On published per-token rates, DeepSeek V4-Pro is the clear leader: about $0.87 per million output tokens, with a cheaper non-thinking V4-Flash variant at $0.14 / $0.28. MiniMax M3 sells monthly token plans ($20 / $50 / $120) rather than a published per-token price. Qwen3.7-Max bills per token on Alibaba Cloud. If you can self-host, the open-weight models drop your marginal cost to hardware alone. The broader pricing picture is in the Chinese LLM price war 2026.
Is MiniMax M3 actually better than DeepSeek V4-Pro at coding?

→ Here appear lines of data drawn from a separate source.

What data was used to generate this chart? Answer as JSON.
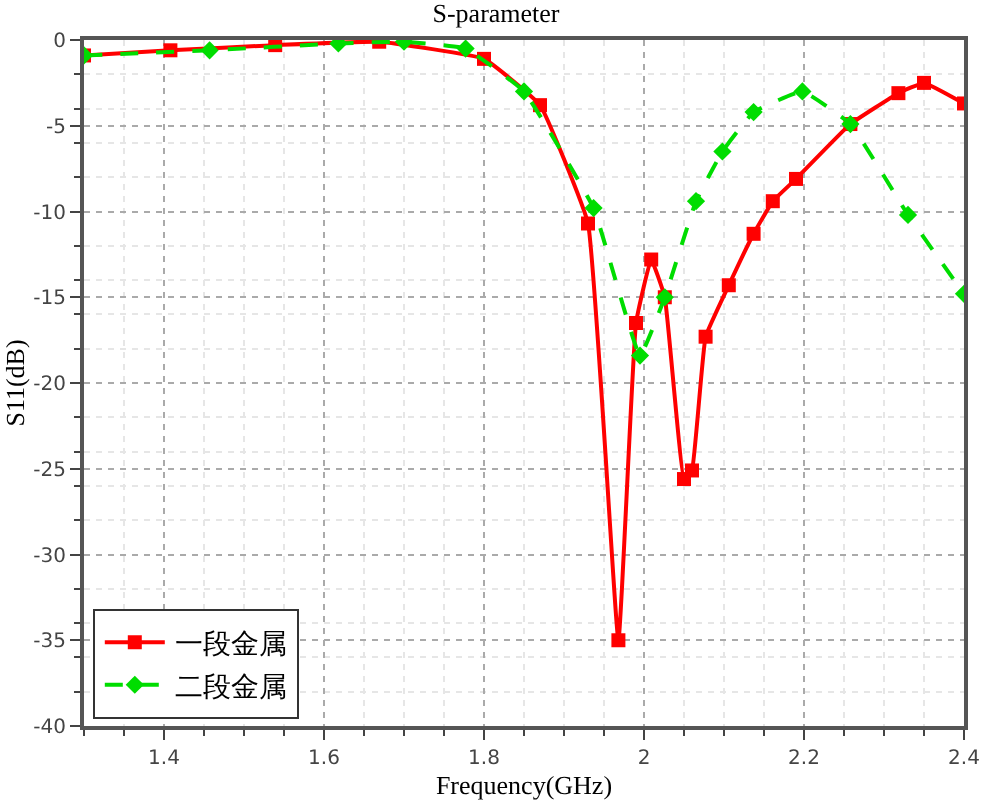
{
  "chart_data": {
    "type": "line",
    "title": "S-parameter",
    "xlabel": "Frequency(GHz)",
    "ylabel": "S11(dB)",
    "xlim": [
      1.3,
      2.4
    ],
    "xticks": [
      1.4,
      1.6,
      1.8,
      2,
      2.2,
      2.4
    ],
    "ylim": [
      -40,
      0
    ],
    "yticks": [
      -40,
      -35,
      -30,
      -25,
      -20,
      -15,
      -10,
      -5,
      0
    ],
    "grid": true,
    "legend": "bottom left",
    "series": [
      {
        "name": "一段金属",
        "color": "#ff0000",
        "marker": "square",
        "line_style": "solid",
        "x": [
          1.3,
          1.408,
          1.539,
          1.669,
          1.8,
          1.87,
          1.93,
          1.968,
          1.99,
          2.009,
          2.026,
          2.05,
          2.06,
          2.077,
          2.106,
          2.137,
          2.161,
          2.19,
          2.258,
          2.318,
          2.35,
          2.4
        ],
        "values": [
          -0.9,
          -0.6,
          -0.3,
          -0.1,
          -1.1,
          -3.8,
          -10.7,
          -35,
          -16.5,
          -12.8,
          -15,
          -25.6,
          -25.1,
          -17.3,
          -14.3,
          -11.3,
          -9.4,
          -8.1,
          -4.9,
          -3.1,
          -2.5,
          -3.7
        ]
      },
      {
        "name": "二段金属",
        "color": "#00dd00",
        "marker": "diamond",
        "line_style": "dashed",
        "x": [
          1.3,
          1.457,
          1.618,
          1.7,
          1.777,
          1.85,
          1.937,
          1.995,
          2.026,
          2.065,
          2.098,
          2.137,
          2.198,
          2.258,
          2.33,
          2.4
        ],
        "values": [
          -0.9,
          -0.6,
          -0.2,
          -0.1,
          -0.5,
          -3,
          -9.8,
          -18.4,
          -15,
          -9.4,
          -6.5,
          -4.2,
          -3.0,
          -4.9,
          -10.2,
          -14.8
        ]
      }
    ]
  }
}
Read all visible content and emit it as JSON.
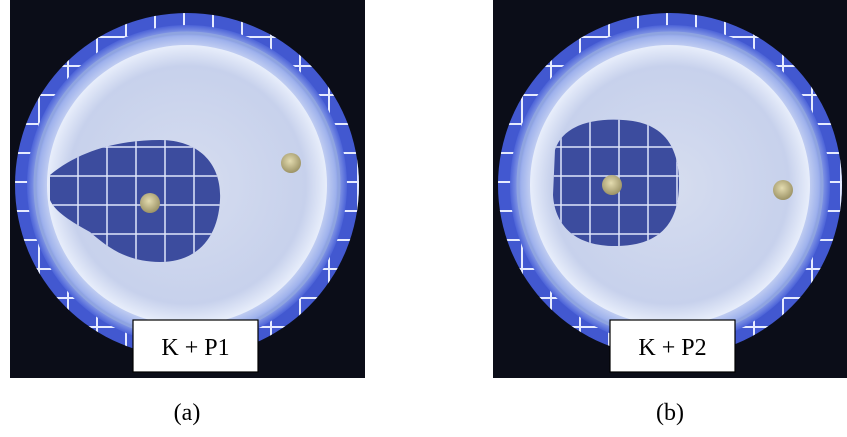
{
  "panels": [
    {
      "label": "K + P1",
      "caption": "(a)"
    },
    {
      "label": "K + P2",
      "caption": "(b)"
    }
  ]
}
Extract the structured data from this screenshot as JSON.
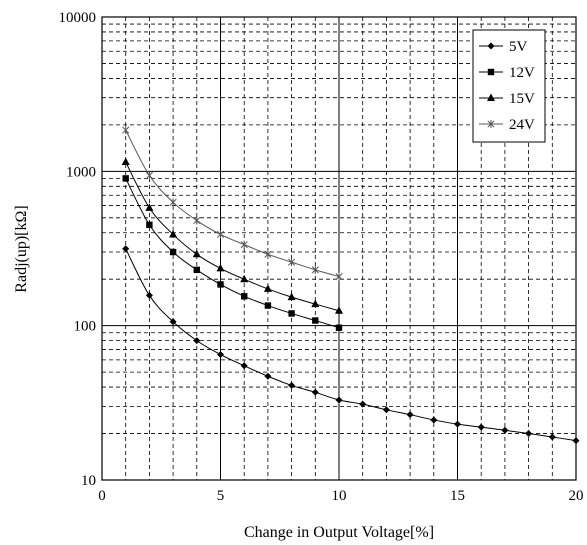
{
  "chart_data": {
    "type": "line",
    "xlabel": "Change in Output Voltage[%]",
    "ylabel": "Radj(up)[kΩ]",
    "xlim": [
      0,
      20
    ],
    "ylim": [
      10,
      10000
    ],
    "yscale": "log",
    "x_ticks": [
      0,
      5,
      10,
      15,
      20
    ],
    "y_ticks": [
      10,
      100,
      1000,
      10000
    ],
    "grid": true,
    "legend_position": "top-right",
    "series": [
      {
        "name": "5V",
        "marker": "diamond",
        "x": [
          1,
          2,
          3,
          4,
          5,
          6,
          7,
          8,
          9,
          10,
          11,
          12,
          13,
          14,
          15,
          16,
          17,
          18,
          19,
          20
        ],
        "y": [
          315,
          157,
          106,
          80,
          65,
          55,
          47,
          41,
          37,
          33,
          31,
          28.5,
          26.5,
          24.5,
          23,
          22,
          21,
          20,
          19,
          18
        ]
      },
      {
        "name": "12V",
        "marker": "square",
        "x": [
          1,
          2,
          3,
          4,
          5,
          6,
          7,
          8,
          9,
          10
        ],
        "y": [
          900,
          450,
          300,
          230,
          185,
          155,
          135,
          120,
          108,
          97
        ]
      },
      {
        "name": "15V",
        "marker": "triangle",
        "x": [
          1,
          2,
          3,
          4,
          5,
          6,
          7,
          8,
          9,
          10
        ],
        "y": [
          1150,
          580,
          390,
          290,
          235,
          200,
          173,
          153,
          138,
          125
        ]
      },
      {
        "name": "24V",
        "marker": "star",
        "x": [
          1,
          2,
          3,
          4,
          5,
          6,
          7,
          8,
          9,
          10
        ],
        "y": [
          1850,
          940,
          630,
          480,
          390,
          335,
          290,
          258,
          230,
          208
        ]
      }
    ]
  }
}
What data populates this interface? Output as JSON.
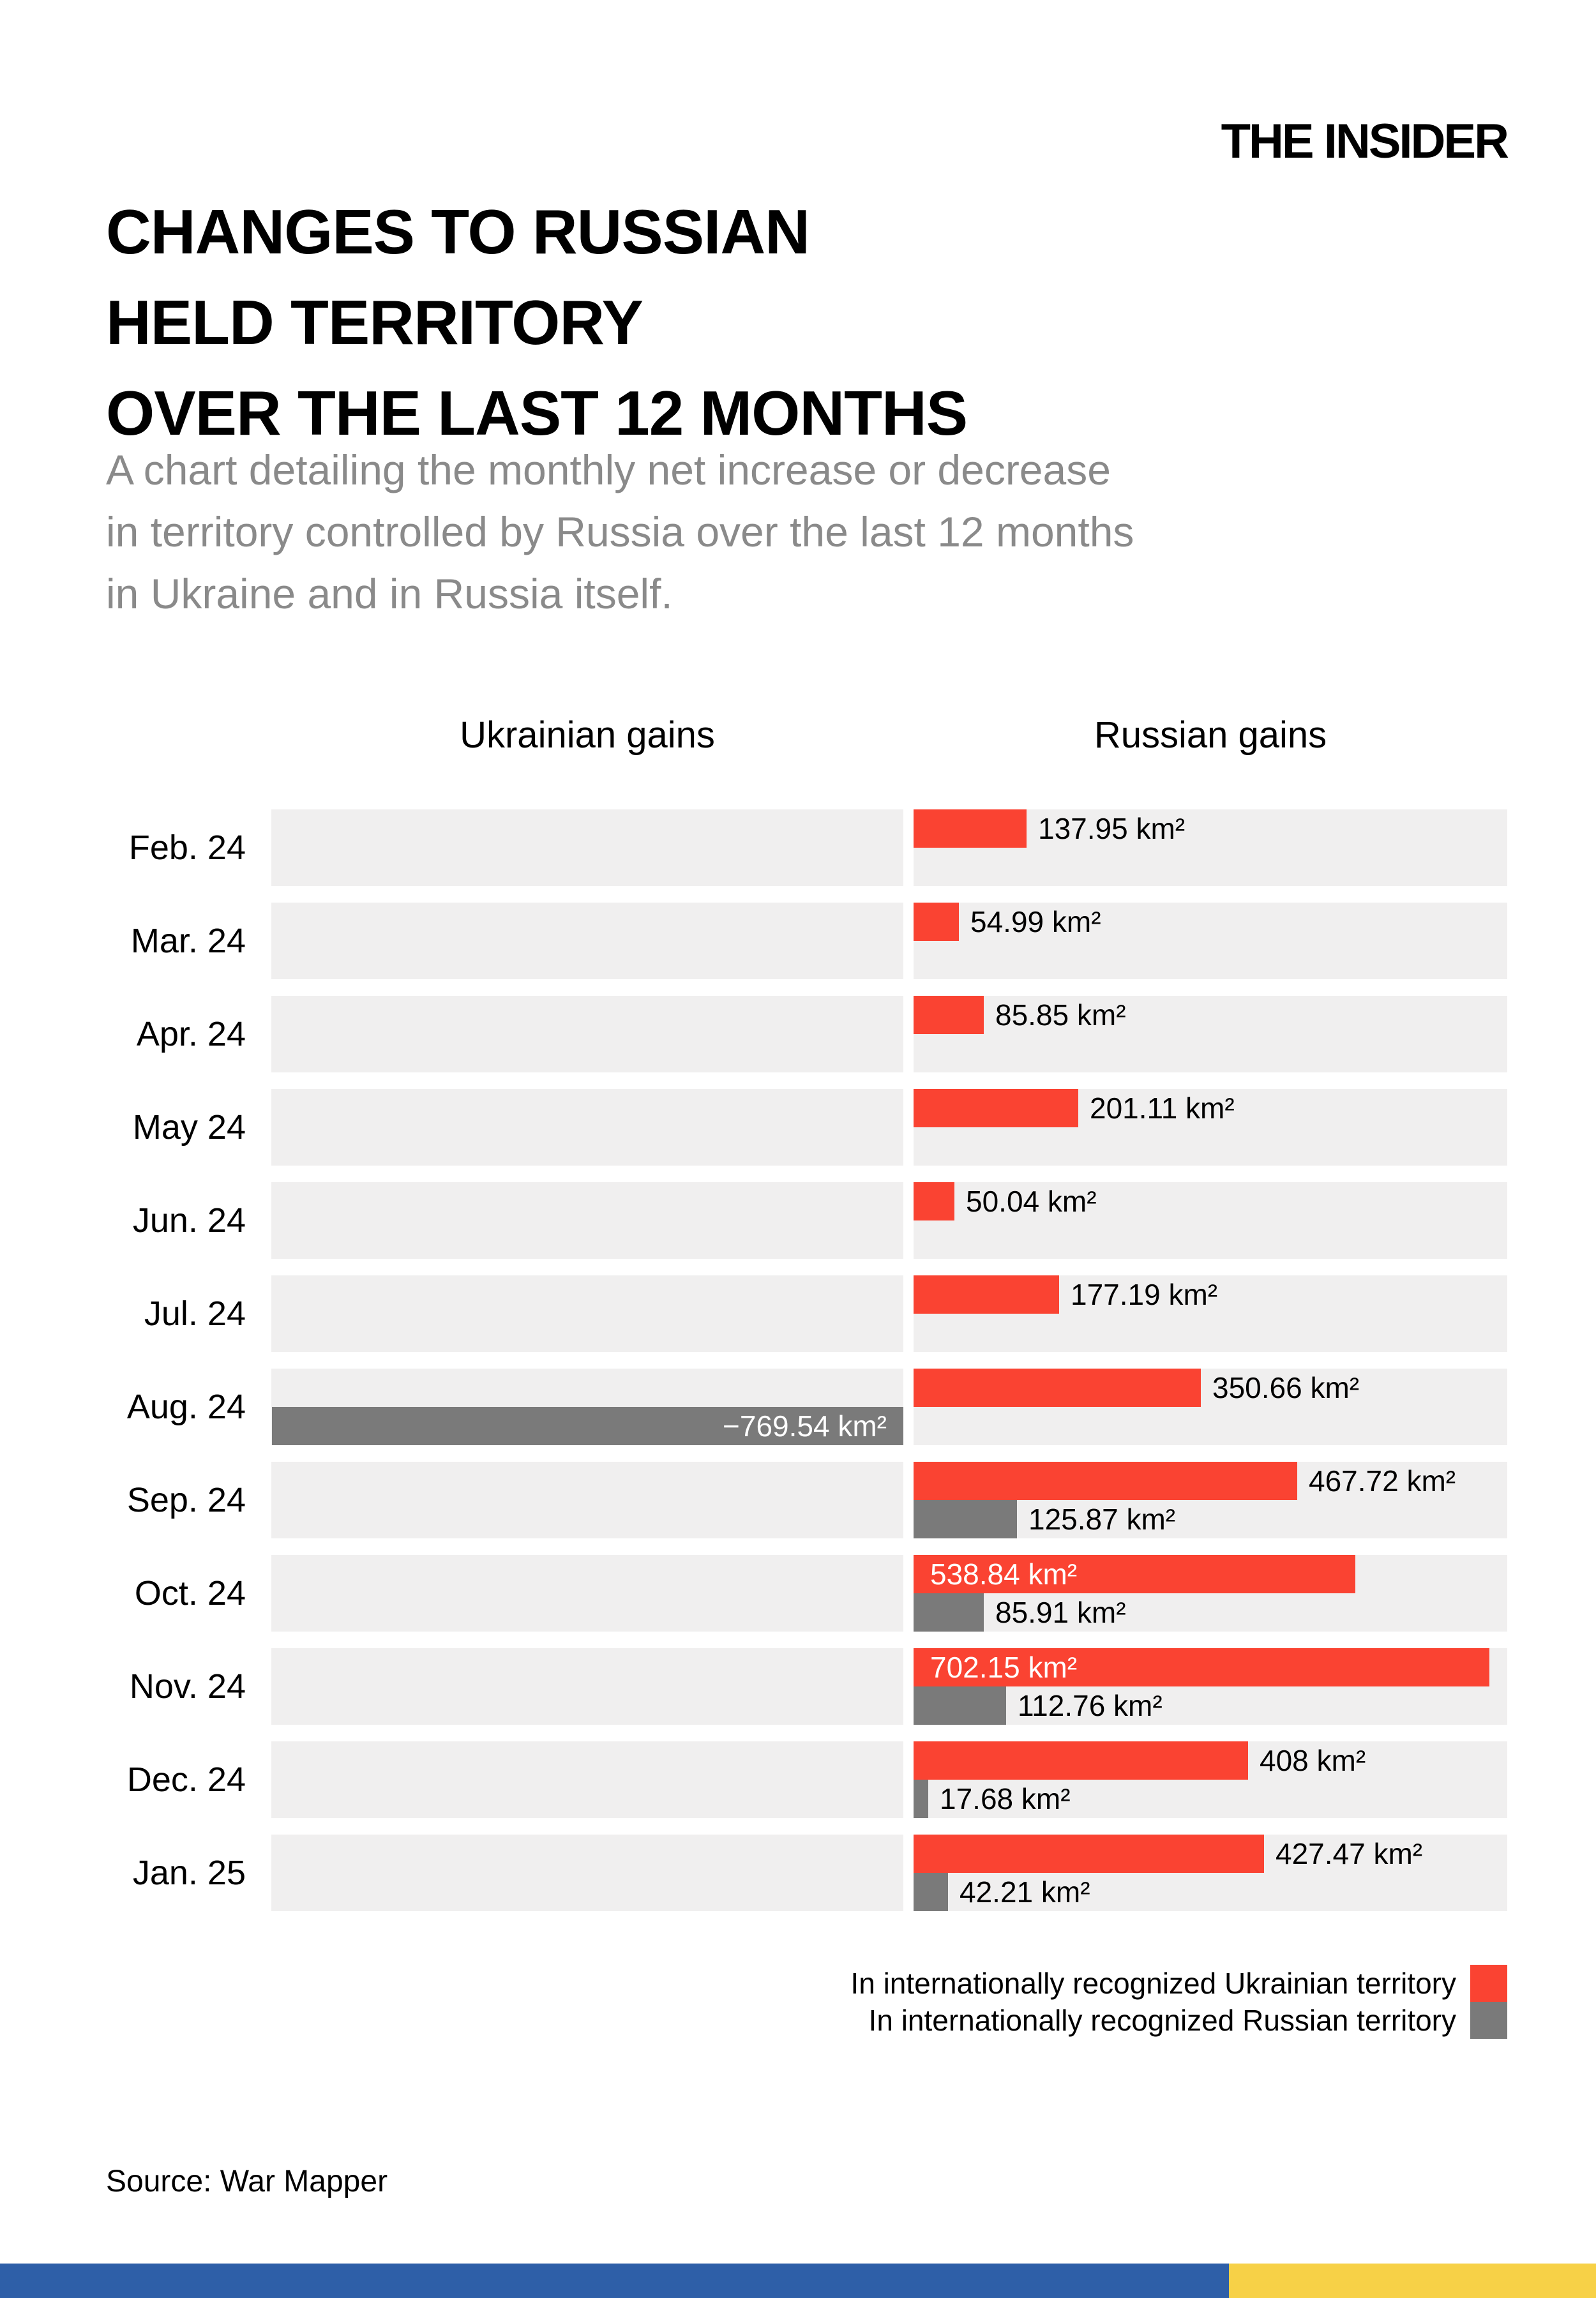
{
  "logo": "THE INSIDER",
  "title_lines": [
    "CHANGES TO RUSSIAN",
    "HELD TERRITORY",
    "OVER THE LAST 12 MONTHS"
  ],
  "subtitle_lines": [
    "A chart detailing the monthly net increase or decrease",
    "in territory controlled by Russia over the last 12 months",
    "in Ukraine and in Russia itself."
  ],
  "headers": {
    "left": "Ukrainian gains",
    "right": "Russian gains"
  },
  "legend": [
    {
      "label": "In internationally recognized Ukrainian territory",
      "color": "#fa4332"
    },
    {
      "label": "In internationally recognized Russian territory",
      "color": "#7a7a7a"
    }
  ],
  "source": "Source: War Mapper",
  "colors": {
    "red_bar": "#fa4332",
    "gray_bar": "#7a7a7a",
    "row_background": "#f0efef",
    "subtitle_text": "#8a8a8a",
    "flag_blue": "#2e5fa8",
    "flag_yellow": "#f7d147"
  },
  "axis": {
    "left_max_km2": 770,
    "right_max_km2": 724
  },
  "chart_data": {
    "type": "bar",
    "orientation": "horizontal-diverging",
    "title": "CHANGES TO RUSSIAN HELD TERRITORY OVER THE LAST 12 MONTHS",
    "unit": "km²",
    "left_axis_label": "Ukrainian gains",
    "right_axis_label": "Russian gains",
    "axis_ranges": {
      "left_max": 770,
      "right_max": 724
    },
    "legend_position": "bottom-right",
    "categories": [
      "Feb. 24",
      "Mar. 24",
      "Apr. 24",
      "May 24",
      "Jun. 24",
      "Jul. 24",
      "Aug. 24",
      "Sep. 24",
      "Oct. 24",
      "Nov. 24",
      "Dec. 24",
      "Jan. 25"
    ],
    "series": [
      {
        "name": "In internationally recognized Ukrainian territory",
        "color": "#fa4332",
        "values": [
          137.95,
          54.99,
          85.85,
          201.11,
          50.04,
          177.19,
          350.66,
          467.72,
          538.84,
          702.15,
          408,
          427.47
        ]
      },
      {
        "name": "In internationally recognized Russian territory",
        "color": "#7a7a7a",
        "values": [
          null,
          null,
          null,
          null,
          null,
          null,
          -769.54,
          125.87,
          85.91,
          112.76,
          17.68,
          42.21
        ]
      }
    ]
  },
  "rows": [
    {
      "month": "Feb. 24",
      "bars": [
        {
          "kind": "red",
          "value": 137.95,
          "label": "137.95 km²",
          "side": "right",
          "label_style": "outside"
        }
      ]
    },
    {
      "month": "Mar. 24",
      "bars": [
        {
          "kind": "red",
          "value": 54.99,
          "label": "54.99 km²",
          "side": "right",
          "label_style": "outside"
        }
      ]
    },
    {
      "month": "Apr. 24",
      "bars": [
        {
          "kind": "red",
          "value": 85.85,
          "label": "85.85 km²",
          "side": "right",
          "label_style": "outside"
        }
      ]
    },
    {
      "month": "May 24",
      "bars": [
        {
          "kind": "red",
          "value": 201.11,
          "label": "201.11 km²",
          "side": "right",
          "label_style": "outside"
        }
      ]
    },
    {
      "month": "Jun. 24",
      "bars": [
        {
          "kind": "red",
          "value": 50.04,
          "label": "50.04 km²",
          "side": "right",
          "label_style": "outside"
        }
      ]
    },
    {
      "month": "Jul. 24",
      "bars": [
        {
          "kind": "red",
          "value": 177.19,
          "label": "177.19 km²",
          "side": "right",
          "label_style": "outside"
        }
      ]
    },
    {
      "month": "Aug. 24",
      "bars": [
        {
          "kind": "red",
          "value": 350.66,
          "label": "350.66 km²",
          "side": "right",
          "label_style": "outside"
        },
        {
          "kind": "gray",
          "value": 769.54,
          "label": "−769.54 km²",
          "side": "left",
          "label_style": "inside-right"
        }
      ]
    },
    {
      "month": "Sep. 24",
      "bars": [
        {
          "kind": "red",
          "value": 467.72,
          "label": "467.72 km²",
          "side": "right",
          "label_style": "outside"
        },
        {
          "kind": "gray",
          "value": 125.87,
          "label": "125.87 km²",
          "side": "right",
          "label_style": "outside"
        }
      ]
    },
    {
      "month": "Oct. 24",
      "bars": [
        {
          "kind": "red",
          "value": 538.84,
          "label": "538.84 km²",
          "side": "right",
          "label_style": "inside-left"
        },
        {
          "kind": "gray",
          "value": 85.91,
          "label": "85.91 km²",
          "side": "right",
          "label_style": "outside"
        }
      ]
    },
    {
      "month": "Nov. 24",
      "bars": [
        {
          "kind": "red",
          "value": 702.15,
          "label": "702.15 km²",
          "side": "right",
          "label_style": "inside-left"
        },
        {
          "kind": "gray",
          "value": 112.76,
          "label": "112.76 km²",
          "side": "right",
          "label_style": "outside"
        }
      ]
    },
    {
      "month": "Dec. 24",
      "bars": [
        {
          "kind": "red",
          "value": 408,
          "label": "408 km²",
          "side": "right",
          "label_style": "outside"
        },
        {
          "kind": "gray",
          "value": 17.68,
          "label": "17.68 km²",
          "side": "right",
          "label_style": "outside"
        }
      ]
    },
    {
      "month": "Jan. 25",
      "bars": [
        {
          "kind": "red",
          "value": 427.47,
          "label": "427.47 km²",
          "side": "right",
          "label_style": "outside"
        },
        {
          "kind": "gray",
          "value": 42.21,
          "label": "42.21 km²",
          "side": "right",
          "label_style": "outside"
        }
      ]
    }
  ]
}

The benchmark numbers aren’t directly comparable yet. M3 published SWE-Bench Pro and Terminal-Bench results at launch; DeepSeek hasn’t reported on those same tasks in the same format. M3’s edge today is published evidence plus multimodality. DeepSeek’s edge is price and a reasoning chain that’s strong on multi-file refactors. All three speak an OpenAI-compatible API, so the fair test is to run identical prompts against each on your own repo before deciding.
The short version
Three open-weight contenders now reach the frontier on coding, and the choice comes down to what you’re optimizing for. Pick MiniMax M3 if you want published agentic-coding benchmarks, a 1M context, and multimodality, and you can wait the few days for its weights to land. Pick DeepSeek V4-Pro if low cost and reasoning-driven code quality matter most, since its per-token price is the lowest of the three and its weights are available. Consider Qwen3.7-Max if you want the top public composite score and you’re comfortable on a hosted API, knowing its flagship isn’t open-weight today.
The benchmark numbers will keep moving, and several of M3’s are still vendor-reported. The durable advice doesn’t change: run the same prompts against all three APIs in one Apidog project, watch the outputs and the bills, and let your own workload pick the winner.